Near-field Image Transfer by Magneto-Inductive Arrays: a Modal Perspective

TL;DR

This paper presents an analytical model for near-field image transfer using magneto-inductive arrays, revealing conditions for effective imaging, the impact of array size, and the importance of operating frequency for fidelity and resolution.

Contribution

It introduces a modal analysis approach to model pixel-to-pixel image transfer in magneto-inductive arrays, providing explicit expressions for imaging parameters and conditions for successful transfer.

Findings

Out-of-band excitation enables image transfer.

Array size must exceed the image size by at least the point spread function.

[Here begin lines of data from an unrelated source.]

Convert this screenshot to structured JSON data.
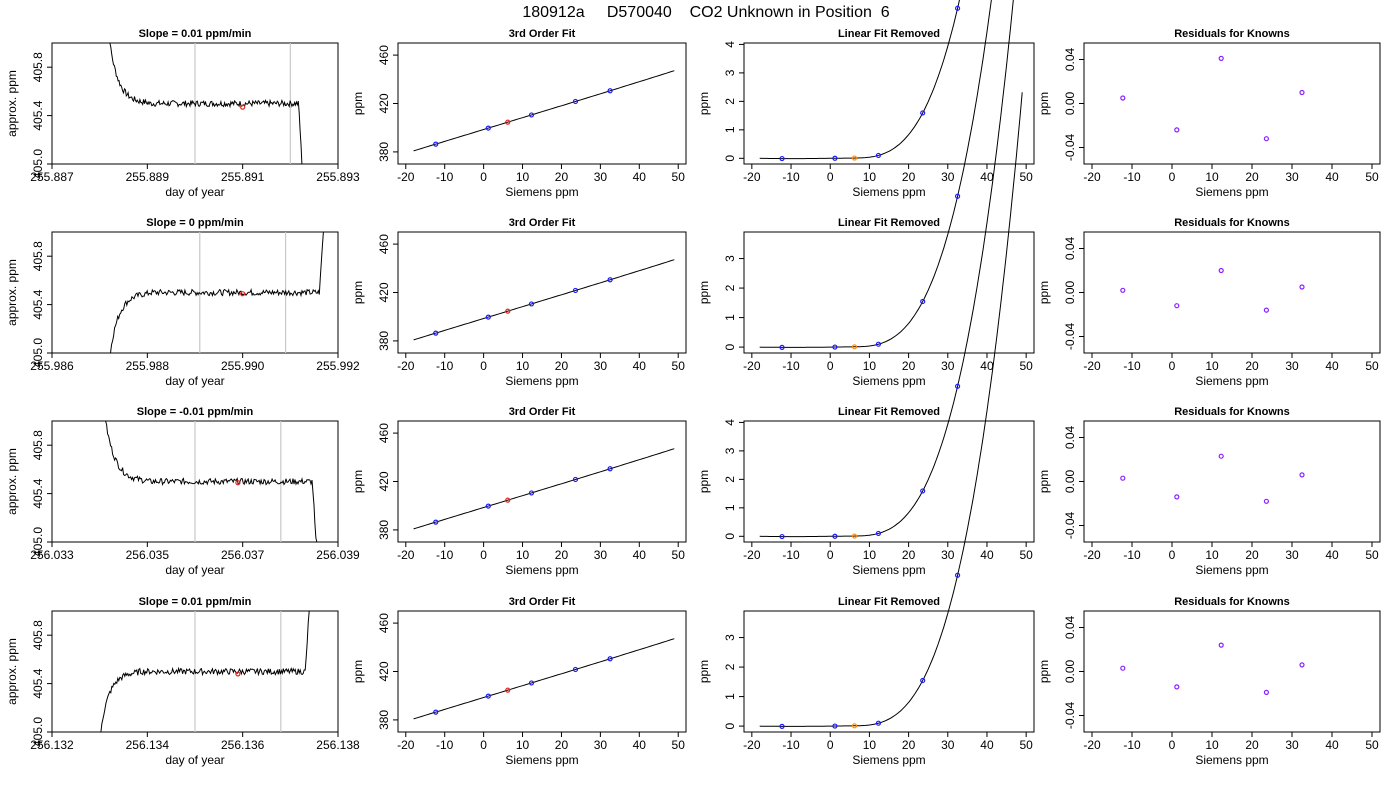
{
  "page_title": "180912a     D570040    CO2 Unknown in Position  6",
  "colors": {
    "unknown_point": "#e8201a",
    "known_point": "#1a1aff",
    "residual_point": "#8a20ff",
    "unknown_linear_point": "#ff8800",
    "guide_line": "#c8c8c8",
    "curve": "#000000"
  },
  "common": {
    "time_xlabel": "day of year",
    "time_ylabel": "approx. ppm",
    "fit_title": "3rd Order Fit",
    "linear_title": "Linear Fit Removed",
    "resid_title": "Residuals for Knowns",
    "siemens_xlabel": "Siemens ppm",
    "ppm_ylabel": "ppm"
  },
  "chart_data": [
    {
      "row": 1,
      "time": {
        "type": "line",
        "title": "Slope =  0.01  ppm/min",
        "xlim": [
          255.887,
          255.893
        ],
        "ylim": [
          405.0,
          406.0
        ],
        "xticks": [
          "255.887",
          "255.889",
          "255.891",
          "255.893"
        ],
        "yticks": [
          "405.0",
          "405.4",
          "405.8"
        ],
        "start": 255.8881,
        "end": 255.8923,
        "shape": "down",
        "level": 405.5,
        "vlines": [
          255.89,
          255.892
        ],
        "marker": [
          255.891,
          405.47
        ]
      },
      "fit": {
        "type": "line",
        "title": "3rd Order Fit",
        "xlim": [
          -22,
          52
        ],
        "ylim": [
          370,
          470
        ],
        "yticks": [
          "380",
          "420",
          "460"
        ],
        "known_x": [
          -12.3,
          1.2,
          12.3,
          23.6,
          32.5
        ],
        "unknown_x": 6.2
      },
      "linear": {
        "type": "line",
        "title": "Linear Fit Removed",
        "xlim": [
          -22,
          52
        ],
        "ylim": [
          -0.2,
          4.05
        ],
        "yticks": [
          "0",
          "1",
          "2",
          "3",
          "4"
        ],
        "known_x": [
          -12.3,
          1.2,
          12.3,
          23.6,
          32.5
        ],
        "unknown_x": 6.2
      },
      "resid": {
        "type": "scatter",
        "title": "Residuals for Knowns",
        "xlim": [
          -22,
          52
        ],
        "ylim": [
          -0.055,
          0.055
        ],
        "yticks": [
          "-0.04",
          "0.00",
          "0.04"
        ],
        "x": [
          -12.3,
          1.2,
          12.3,
          23.6,
          32.5
        ],
        "y": [
          0.005,
          -0.024,
          0.041,
          -0.032,
          0.01
        ]
      }
    },
    {
      "row": 2,
      "time": {
        "type": "line",
        "title": "Slope =  0  ppm/min",
        "xlim": [
          255.986,
          255.992
        ],
        "ylim": [
          405.0,
          406.0
        ],
        "xticks": [
          "255.986",
          "255.988",
          "255.990",
          "255.992"
        ],
        "yticks": [
          "405.0",
          "405.4",
          "405.8"
        ],
        "start": 255.9871,
        "end": 255.9918,
        "shape": "up",
        "level": 405.5,
        "vlines": [
          255.9891,
          255.9909
        ],
        "marker": [
          255.99,
          405.49
        ]
      },
      "fit": {
        "type": "line",
        "title": "3rd Order Fit",
        "xlim": [
          -22,
          52
        ],
        "ylim": [
          370,
          470
        ],
        "yticks": [
          "380",
          "420",
          "460"
        ],
        "known_x": [
          -12.3,
          1.2,
          12.3,
          23.6,
          32.5
        ],
        "unknown_x": 6.2
      },
      "linear": {
        "type": "line",
        "title": "Linear Fit Removed",
        "xlim": [
          -22,
          52
        ],
        "ylim": [
          -0.2,
          3.9
        ],
        "yticks": [
          "0",
          "1",
          "2",
          "3"
        ],
        "known_x": [
          -12.3,
          1.2,
          12.3,
          23.6,
          32.5
        ],
        "unknown_x": 6.2
      },
      "resid": {
        "type": "scatter",
        "title": "Residuals for Knowns",
        "xlim": [
          -22,
          52
        ],
        "ylim": [
          -0.055,
          0.055
        ],
        "yticks": [
          "-0.04",
          "0.00",
          "0.04"
        ],
        "x": [
          -12.3,
          1.2,
          12.3,
          23.6,
          32.5
        ],
        "y": [
          0.002,
          -0.012,
          0.02,
          -0.016,
          0.005
        ]
      }
    },
    {
      "row": 3,
      "time": {
        "type": "line",
        "title": "Slope =  -0.01  ppm/min",
        "xlim": [
          256.033,
          256.039
        ],
        "ylim": [
          405.0,
          406.0
        ],
        "xticks": [
          "256.033",
          "256.035",
          "256.037",
          "256.039"
        ],
        "yticks": [
          "405.0",
          "405.4",
          "405.8"
        ],
        "start": 256.034,
        "end": 256.0386,
        "shape": "down",
        "level": 405.5,
        "vlines": [
          256.036,
          256.0378
        ],
        "marker": [
          256.0369,
          405.49
        ]
      },
      "fit": {
        "type": "line",
        "title": "3rd Order Fit",
        "xlim": [
          -22,
          52
        ],
        "ylim": [
          370,
          470
        ],
        "yticks": [
          "380",
          "420",
          "460"
        ],
        "known_x": [
          -12.3,
          1.2,
          12.3,
          23.6,
          32.5
        ],
        "unknown_x": 6.2
      },
      "linear": {
        "type": "line",
        "title": "Linear Fit Removed",
        "xlim": [
          -22,
          52
        ],
        "ylim": [
          -0.2,
          4.05
        ],
        "yticks": [
          "0",
          "1",
          "2",
          "3",
          "4"
        ],
        "known_x": [
          -12.3,
          1.2,
          12.3,
          23.6,
          32.5
        ],
        "unknown_x": 6.2
      },
      "resid": {
        "type": "scatter",
        "title": "Residuals for Knowns",
        "xlim": [
          -22,
          52
        ],
        "ylim": [
          -0.055,
          0.055
        ],
        "yticks": [
          "-0.04",
          "0.00",
          "0.04"
        ],
        "x": [
          -12.3,
          1.2,
          12.3,
          23.6,
          32.5
        ],
        "y": [
          0.003,
          -0.014,
          0.023,
          -0.018,
          0.006
        ]
      }
    },
    {
      "row": 4,
      "time": {
        "type": "line",
        "title": "Slope =  0.01  ppm/min",
        "xlim": [
          256.132,
          256.138
        ],
        "ylim": [
          405.0,
          406.0
        ],
        "xticks": [
          "256.132",
          "256.134",
          "256.136",
          "256.138"
        ],
        "yticks": [
          "405.0",
          "405.4",
          "405.8"
        ],
        "start": 256.1329,
        "end": 256.1375,
        "shape": "up",
        "level": 405.5,
        "vlines": [
          256.135,
          256.1368
        ],
        "marker": [
          256.1359,
          405.48
        ]
      },
      "fit": {
        "type": "line",
        "title": "3rd Order Fit",
        "xlim": [
          -22,
          52
        ],
        "ylim": [
          370,
          470
        ],
        "yticks": [
          "380",
          "420",
          "460"
        ],
        "known_x": [
          -12.3,
          1.2,
          12.3,
          23.6,
          32.5
        ],
        "unknown_x": 6.2
      },
      "linear": {
        "type": "line",
        "title": "Linear Fit Removed",
        "xlim": [
          -22,
          52
        ],
        "ylim": [
          -0.2,
          3.9
        ],
        "yticks": [
          "0",
          "1",
          "2",
          "3"
        ],
        "known_x": [
          -12.3,
          1.2,
          12.3,
          23.6,
          32.5
        ],
        "unknown_x": 6.2
      },
      "resid": {
        "type": "scatter",
        "title": "Residuals for Knowns",
        "xlim": [
          -22,
          52
        ],
        "ylim": [
          -0.055,
          0.055
        ],
        "yticks": [
          "-0.04",
          "0.00",
          "0.04"
        ],
        "x": [
          -12.3,
          1.2,
          12.3,
          23.6,
          32.5
        ],
        "y": [
          0.003,
          -0.014,
          0.024,
          -0.019,
          0.006
        ]
      }
    }
  ]
}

Imaging fidelity depends on operating frequency and array dimensions.

Abstract

A simple model of near-field pixel-to-pixel image transfer using magneto-inductive arrays is presented. The response of N-dimensional rectangular arrays is first found as an excitation of eigenmodes. This analytical method involves approximating the effect of sources and detectors, and replaces the problem of solving large numbers of simultaneous equations with that of evaluating a sum. Expressions are given for the modal expansion coefficients, and in the low-loss case it is shown that the coefficient values depend only on the difference in reciprocal frequency space of the operating frequency from the resonant frequency of each mode. Analytic expressions are then derived for quasi-optical quantities such as the spatial frequency response, point-spread function and resolving power, and their implications for imaging fidelity and resolution are examined for arrays of different dimension. The results show clearly that there can be no useful image transfer for in-band excitation. Out-of-band excitation allows image transfer. Provided the array is larger than the expected image by at least the size of the point spread function, the effect of the array boundaries may be ignored and imaging is determined purely by the properties of the medium. However, there is a tradeoff between fidelity and throughput, and good imaging performance using thick slabs depends on careful choice of the operating frequency. The approximate analytic method is verified by comparison of exact numerical solution.